The sham consultation in south-east London against cuts in hospital services ends on 13 December and decisions are due in the new year. Mass opposition has been shown in the community, in particular to threats to close Lewisham hospital’s A&E.

Many health workers now see the need for their unions locally and nationally to develop an even deeper campaign of action, centred around industrial action. The community opposition has scared the health bosses. Strike action, mass protest and resistance are the only language Tory cutters really understand, and would force them to back down.

Hinckley

On 8 December Hinckley, in Leicestershire, had its biggest demonstration in years when over 100 ambulance workers and supporters marched against the local ambulance station’s threatened closure.

Local Unison stewards organised the protest against East Midlands Ambulance Service’s proposals to close the region’s local ambulance stations, cutting the number from 66 to 13. This money-saving exercise would cost lives.

There are many small campaigns on this issue at the moment. These need to be linked up by regionally coordinated action, called by the trade unions, and a national campaign against all attacks on the NHS.

Hinchingbrooke

The chief executive of the first company to take over running an NHS hospital has stepped down.
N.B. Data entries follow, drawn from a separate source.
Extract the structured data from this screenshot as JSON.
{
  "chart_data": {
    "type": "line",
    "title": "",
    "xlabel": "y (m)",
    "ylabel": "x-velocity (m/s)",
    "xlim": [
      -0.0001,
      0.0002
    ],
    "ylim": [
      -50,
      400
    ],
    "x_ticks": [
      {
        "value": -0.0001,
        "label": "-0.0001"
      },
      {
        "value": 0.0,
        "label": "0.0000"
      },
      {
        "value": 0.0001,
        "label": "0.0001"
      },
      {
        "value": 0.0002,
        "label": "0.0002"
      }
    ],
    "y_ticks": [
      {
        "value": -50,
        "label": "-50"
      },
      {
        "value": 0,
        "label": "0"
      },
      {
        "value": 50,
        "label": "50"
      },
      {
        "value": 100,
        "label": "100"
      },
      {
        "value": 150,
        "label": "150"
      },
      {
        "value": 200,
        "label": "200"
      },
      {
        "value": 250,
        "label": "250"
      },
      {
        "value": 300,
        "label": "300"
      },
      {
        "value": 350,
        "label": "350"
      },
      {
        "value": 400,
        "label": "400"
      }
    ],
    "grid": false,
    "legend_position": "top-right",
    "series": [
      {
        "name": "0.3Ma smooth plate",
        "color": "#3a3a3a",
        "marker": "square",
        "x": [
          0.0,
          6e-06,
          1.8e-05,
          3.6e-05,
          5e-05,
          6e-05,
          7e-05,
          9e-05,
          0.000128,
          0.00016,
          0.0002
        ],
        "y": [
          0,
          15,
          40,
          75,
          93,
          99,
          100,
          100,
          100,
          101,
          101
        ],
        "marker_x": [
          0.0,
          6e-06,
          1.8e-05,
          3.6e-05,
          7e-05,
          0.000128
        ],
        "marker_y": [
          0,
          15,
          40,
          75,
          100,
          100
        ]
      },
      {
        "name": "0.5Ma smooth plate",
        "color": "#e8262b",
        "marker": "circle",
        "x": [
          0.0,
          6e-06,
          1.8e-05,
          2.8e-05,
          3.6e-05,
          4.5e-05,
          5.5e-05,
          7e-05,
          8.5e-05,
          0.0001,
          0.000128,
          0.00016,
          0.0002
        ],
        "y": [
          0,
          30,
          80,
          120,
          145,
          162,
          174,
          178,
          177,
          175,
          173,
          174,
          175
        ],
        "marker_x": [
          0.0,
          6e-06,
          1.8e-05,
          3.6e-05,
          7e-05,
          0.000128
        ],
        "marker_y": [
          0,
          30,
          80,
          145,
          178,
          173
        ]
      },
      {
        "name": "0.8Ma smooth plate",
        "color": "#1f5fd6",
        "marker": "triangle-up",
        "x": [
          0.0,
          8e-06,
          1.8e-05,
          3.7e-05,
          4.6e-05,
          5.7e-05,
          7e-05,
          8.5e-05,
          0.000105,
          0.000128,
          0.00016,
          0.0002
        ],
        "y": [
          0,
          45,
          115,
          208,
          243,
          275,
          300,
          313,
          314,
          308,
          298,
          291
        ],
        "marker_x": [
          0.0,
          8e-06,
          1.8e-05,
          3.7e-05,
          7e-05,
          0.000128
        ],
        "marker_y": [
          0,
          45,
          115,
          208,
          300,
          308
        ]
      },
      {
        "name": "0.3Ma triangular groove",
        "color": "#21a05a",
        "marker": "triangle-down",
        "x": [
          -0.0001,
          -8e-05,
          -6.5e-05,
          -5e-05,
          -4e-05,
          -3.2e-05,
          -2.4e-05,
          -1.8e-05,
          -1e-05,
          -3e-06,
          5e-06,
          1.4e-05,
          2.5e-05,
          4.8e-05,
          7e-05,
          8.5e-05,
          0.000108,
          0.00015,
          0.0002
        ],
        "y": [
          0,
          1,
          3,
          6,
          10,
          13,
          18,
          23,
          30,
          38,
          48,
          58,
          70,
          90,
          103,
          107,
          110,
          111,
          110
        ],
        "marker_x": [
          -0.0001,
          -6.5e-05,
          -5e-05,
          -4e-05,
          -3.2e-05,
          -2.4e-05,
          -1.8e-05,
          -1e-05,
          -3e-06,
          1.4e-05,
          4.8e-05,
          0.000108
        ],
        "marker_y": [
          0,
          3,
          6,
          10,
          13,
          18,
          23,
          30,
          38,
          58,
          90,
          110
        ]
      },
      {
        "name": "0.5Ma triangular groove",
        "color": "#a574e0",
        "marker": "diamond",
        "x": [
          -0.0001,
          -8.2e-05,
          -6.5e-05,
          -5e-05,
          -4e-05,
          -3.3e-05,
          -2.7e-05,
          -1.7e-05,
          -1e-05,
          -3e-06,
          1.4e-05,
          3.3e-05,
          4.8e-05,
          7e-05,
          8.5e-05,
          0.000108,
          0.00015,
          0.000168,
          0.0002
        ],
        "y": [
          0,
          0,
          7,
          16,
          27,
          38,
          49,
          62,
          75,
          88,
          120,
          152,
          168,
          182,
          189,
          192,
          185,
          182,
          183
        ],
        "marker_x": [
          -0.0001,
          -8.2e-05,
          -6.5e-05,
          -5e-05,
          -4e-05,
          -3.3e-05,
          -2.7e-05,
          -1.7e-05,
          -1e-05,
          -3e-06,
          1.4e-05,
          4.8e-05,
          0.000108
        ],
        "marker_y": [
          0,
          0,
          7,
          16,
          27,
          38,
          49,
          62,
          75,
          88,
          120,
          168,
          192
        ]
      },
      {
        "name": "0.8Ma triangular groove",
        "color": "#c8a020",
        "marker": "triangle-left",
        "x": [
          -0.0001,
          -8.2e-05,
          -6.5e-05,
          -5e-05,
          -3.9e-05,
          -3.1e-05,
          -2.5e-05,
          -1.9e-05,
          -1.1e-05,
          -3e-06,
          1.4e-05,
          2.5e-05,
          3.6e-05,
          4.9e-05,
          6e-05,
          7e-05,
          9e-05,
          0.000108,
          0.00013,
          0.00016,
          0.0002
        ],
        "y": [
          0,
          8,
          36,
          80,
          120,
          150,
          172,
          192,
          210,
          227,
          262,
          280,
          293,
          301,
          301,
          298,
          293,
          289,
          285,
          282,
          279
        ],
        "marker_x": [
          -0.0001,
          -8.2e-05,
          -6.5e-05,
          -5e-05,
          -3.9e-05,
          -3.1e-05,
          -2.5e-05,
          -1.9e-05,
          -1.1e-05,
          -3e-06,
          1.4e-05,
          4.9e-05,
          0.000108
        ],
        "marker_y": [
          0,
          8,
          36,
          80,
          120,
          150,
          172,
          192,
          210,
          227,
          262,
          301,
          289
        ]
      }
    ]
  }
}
Ali Parsa, CEO of Circle Holdings who took over Hinchingbrooke hospital in Cambridgeshire, took with him a £400,000 pay-off.

Last month the National Audit Office announced that the hospital was £4 million in debt, twice the ‘target level’. Wasn’t the Con-Dems’ false logic that private ownership would bring stability to NHS finances? No to the privatisation of our NHS!

Welwyn

Patients explained to Socialist Party members what they thought of the plan to downgrade the Queen Elizabeth II hospital services in Welwyn.

One woman was angry because her son, who has Down’s Syndrome, was relocated to Lister hospital in Stevenage. An elderly stroke patient at the QEII was sent to Lister as the service at Welwyn was cut. Once there, this patient was discharged immediately with aspirin medication only to be diagnosed with a cerebral haemorrhage weeks later.

Socialists will rally support to defend our NHS. We also aim to stand Trade Unionist and Socialist Coalition (TUSC) candidates, locally in next year’s county council elections to stand up for a real alternative to cuts in vital services.